Results: Acetaminophen, a widely used over-the-counter medication, is a non-opioid antipyretic and analgesic drug. It is used by more than 50% of pregnant women for the treatment of fever and pain. Neurodevelopmental disorders can affect all types of populations and cause high cost to the economy. Although some studies have suggested that prenatal exposure to acetaminophen is associated with high incidence of neurodevelopmental disorders in the offspring (e.g., autism spectrum disorder and attention-deficit/hyperactivity disorder), a sibling control analysis of a large population of children exposed to acetaminophen through pregnancy (n = 185,909) showed that there is no significantly increased risk of autism, attention-deficit/hyperactivity disorder, and intellectual disability in children exposed prenatally. In contrast, most studies of postnatal exposure to acetaminophen have reported that the use of acetaminophen in susceptible infants and children is associated with multiple neurodevelopmental disorders. Acetaminophen intake during pregnancy has also been reported in association with increased male reproductive and urogenital disorders (e.g., cryptorchidism and hypospadias) likely due to the endocrine-disrupting properties of the medication. These findings have important implications for the management of fever and pain in pregnant women and in children. Because of the economic and psychological burden of neurodevelopmental disorders, it is urgent to conduct more high-quality studies with adequate control to assess the association of prenatal use of acetaminophen and neurodevelopmental disorders before proposing clinical guidelines. However, until proven otherwise, pregnant women should have limited use of acetaminophen (e.g., lowest effective dose for the shortest possible time).

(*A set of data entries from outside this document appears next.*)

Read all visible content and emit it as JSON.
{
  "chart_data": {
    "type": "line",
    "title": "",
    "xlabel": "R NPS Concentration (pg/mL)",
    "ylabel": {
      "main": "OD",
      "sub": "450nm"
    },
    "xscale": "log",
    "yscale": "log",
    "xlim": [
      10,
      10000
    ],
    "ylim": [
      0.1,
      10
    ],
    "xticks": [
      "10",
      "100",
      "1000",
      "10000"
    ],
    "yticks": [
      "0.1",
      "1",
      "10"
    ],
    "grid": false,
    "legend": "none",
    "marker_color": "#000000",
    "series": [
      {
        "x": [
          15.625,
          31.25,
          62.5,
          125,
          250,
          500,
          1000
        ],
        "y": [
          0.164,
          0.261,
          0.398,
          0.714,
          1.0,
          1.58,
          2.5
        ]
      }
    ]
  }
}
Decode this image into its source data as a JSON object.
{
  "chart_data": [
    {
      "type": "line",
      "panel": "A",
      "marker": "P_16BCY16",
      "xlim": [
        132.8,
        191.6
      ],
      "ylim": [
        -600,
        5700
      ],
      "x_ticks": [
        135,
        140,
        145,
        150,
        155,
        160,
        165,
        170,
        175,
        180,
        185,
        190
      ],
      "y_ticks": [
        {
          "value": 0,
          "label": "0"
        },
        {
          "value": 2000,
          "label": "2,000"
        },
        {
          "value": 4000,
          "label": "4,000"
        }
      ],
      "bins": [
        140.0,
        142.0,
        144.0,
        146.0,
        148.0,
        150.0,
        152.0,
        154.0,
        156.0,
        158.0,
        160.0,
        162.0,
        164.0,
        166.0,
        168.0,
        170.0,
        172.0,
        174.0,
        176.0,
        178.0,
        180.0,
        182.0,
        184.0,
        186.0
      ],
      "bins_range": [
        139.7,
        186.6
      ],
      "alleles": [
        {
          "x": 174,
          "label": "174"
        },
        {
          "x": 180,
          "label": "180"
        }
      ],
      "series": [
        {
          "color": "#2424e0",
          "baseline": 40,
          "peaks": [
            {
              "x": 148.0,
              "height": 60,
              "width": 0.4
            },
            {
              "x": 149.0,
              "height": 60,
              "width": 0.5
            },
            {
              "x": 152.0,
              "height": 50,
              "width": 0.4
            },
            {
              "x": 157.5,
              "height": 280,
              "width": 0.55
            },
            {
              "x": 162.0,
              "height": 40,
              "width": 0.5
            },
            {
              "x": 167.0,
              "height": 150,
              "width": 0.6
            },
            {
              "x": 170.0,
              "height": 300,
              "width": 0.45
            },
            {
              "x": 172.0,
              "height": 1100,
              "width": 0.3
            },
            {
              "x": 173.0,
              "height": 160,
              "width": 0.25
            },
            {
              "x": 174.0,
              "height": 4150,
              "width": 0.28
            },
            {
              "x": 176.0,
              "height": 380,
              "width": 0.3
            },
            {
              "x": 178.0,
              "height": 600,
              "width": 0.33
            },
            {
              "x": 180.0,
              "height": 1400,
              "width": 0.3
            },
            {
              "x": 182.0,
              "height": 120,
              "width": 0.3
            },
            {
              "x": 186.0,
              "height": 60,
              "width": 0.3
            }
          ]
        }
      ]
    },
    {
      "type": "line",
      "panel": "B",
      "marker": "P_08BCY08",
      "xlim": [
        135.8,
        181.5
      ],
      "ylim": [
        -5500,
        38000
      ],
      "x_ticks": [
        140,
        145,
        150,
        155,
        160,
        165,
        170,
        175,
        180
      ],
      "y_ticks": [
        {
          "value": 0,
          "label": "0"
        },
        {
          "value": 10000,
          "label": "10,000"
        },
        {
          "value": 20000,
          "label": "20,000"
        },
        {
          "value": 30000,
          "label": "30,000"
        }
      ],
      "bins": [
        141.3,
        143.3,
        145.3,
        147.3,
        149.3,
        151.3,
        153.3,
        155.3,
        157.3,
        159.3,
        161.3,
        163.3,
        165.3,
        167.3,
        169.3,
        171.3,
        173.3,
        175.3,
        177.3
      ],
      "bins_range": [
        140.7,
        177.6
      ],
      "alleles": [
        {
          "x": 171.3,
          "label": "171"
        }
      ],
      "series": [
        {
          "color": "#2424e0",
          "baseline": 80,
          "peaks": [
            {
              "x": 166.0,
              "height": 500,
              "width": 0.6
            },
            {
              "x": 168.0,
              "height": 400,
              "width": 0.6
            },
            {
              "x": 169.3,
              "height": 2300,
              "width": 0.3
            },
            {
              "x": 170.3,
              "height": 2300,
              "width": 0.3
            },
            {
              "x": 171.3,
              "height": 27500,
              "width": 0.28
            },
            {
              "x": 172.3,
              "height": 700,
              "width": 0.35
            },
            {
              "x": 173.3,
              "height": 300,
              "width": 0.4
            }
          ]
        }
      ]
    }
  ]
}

Conclusion: It is well established that the postnatal exposure to acetaminophen can increase the risk of neurodevelopmental disorders in children. However, the neurodevelopmental consequences of prenatal exposure to acetaminophen are not clearly established and require further investigations. Until proven otherwise, it is recommended that the intake of acetaminophen during pregnancy be reduced as much as possible.